En vísperas de la muerte de Franco, la administración Ford tuvo algún papel –no siempre fácil de precisar, como veremos a continuación– en una crisis internacional de cierta envergadura, provocada por el conflicto surgido en torno al Sahara occidental, que podría haber tenido graves consecuencias para la evolución política española. Algunos protagonistas, testigos y estudiosos de la misma han sostenido reiteradamente –aunque sin proporcionar la documentación necesaria para avalar sus tesis– que Estados Unidos animó a Marruecos a enfrentarse con España con el propósito de arrebatarle dicho territorio y que incluso colaboró activamente en la organización y desarrollo de la llamada «Marcha Verde». A nuestro modo de ver, la documentación norteamericana desclasificada hasta la fecha, que se analiza en estas páginas de forma sistemática por vez primera y que en su día deberá complementarse con otras fuentes todavía no disponibles en la actualidad, no permite confirmar tan contundente interpretación. En cambio, sí permite concluir que las autoridades norteamericanas, que nunca fueron partidarias de un Sahara independiente, se abstuvieron intencionadamente de hacer lo necesario para frenar o disuadir al rey Hassan II, fundamentalmente por temor a poner en peligro su relación privilegiada con un Estado árabe y musulmán al que otorgaban una especial importancia geopolítica. [Powell]

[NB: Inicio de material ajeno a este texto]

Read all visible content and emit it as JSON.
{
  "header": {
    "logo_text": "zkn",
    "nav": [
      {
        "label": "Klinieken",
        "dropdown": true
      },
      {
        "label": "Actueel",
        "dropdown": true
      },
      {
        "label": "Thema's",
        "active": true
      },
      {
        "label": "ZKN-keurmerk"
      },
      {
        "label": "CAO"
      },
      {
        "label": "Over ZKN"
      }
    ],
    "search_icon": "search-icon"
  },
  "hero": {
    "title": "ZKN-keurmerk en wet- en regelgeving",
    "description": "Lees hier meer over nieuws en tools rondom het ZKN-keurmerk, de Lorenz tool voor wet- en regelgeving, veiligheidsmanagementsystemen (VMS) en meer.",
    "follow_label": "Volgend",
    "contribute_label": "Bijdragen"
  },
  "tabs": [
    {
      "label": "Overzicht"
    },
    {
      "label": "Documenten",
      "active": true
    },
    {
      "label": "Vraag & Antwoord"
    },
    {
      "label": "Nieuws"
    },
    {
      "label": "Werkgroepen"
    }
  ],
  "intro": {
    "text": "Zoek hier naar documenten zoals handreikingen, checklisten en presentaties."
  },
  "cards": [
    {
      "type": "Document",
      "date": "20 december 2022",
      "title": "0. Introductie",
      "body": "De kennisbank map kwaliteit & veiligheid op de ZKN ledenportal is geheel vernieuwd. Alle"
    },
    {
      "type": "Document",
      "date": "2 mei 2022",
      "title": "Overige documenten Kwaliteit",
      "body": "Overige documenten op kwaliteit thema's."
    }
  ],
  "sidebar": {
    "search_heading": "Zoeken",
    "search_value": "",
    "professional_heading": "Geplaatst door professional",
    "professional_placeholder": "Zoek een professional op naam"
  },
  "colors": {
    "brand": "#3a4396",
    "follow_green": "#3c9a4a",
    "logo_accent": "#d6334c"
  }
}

TusellA, en una suerte de contorsión conceptual, señala que el príncipe, como jefe de Estado interino, «contribuyó a que los Estados Unidos ayudaran a España en la resolución del problema saharahui», dando la impresión con ese “contribuyó” de que nos había hecho un favor porque los asuntos españoles no eran en realidad de su incumbencia. Morán es más explícito con el tema:
Presidió [el príncipe] otro consejo de ministros, pero esta vez en su casa, en el palacio de la Zarzuela. La situación no permitía esperas. La ofensiva de Hassan II sobre el Sahara le obligaría a visitar la zona. «Deseamos proteger los legítimos derechos de la población civil saharaui, ya que nuestra misión en el mundo y nuestra historia nos lo exigen». El día 6 de noviembre se iniciaría “la marcha verde” de los marroquíes sobre el territorio colonial español, con el nada oculto apoyo de Estados Unidos. En pocos días hubo que firmar un acuerdo que no era otra cosa que la rendición ante Hassan y el abandono de las grandes palabras.[7]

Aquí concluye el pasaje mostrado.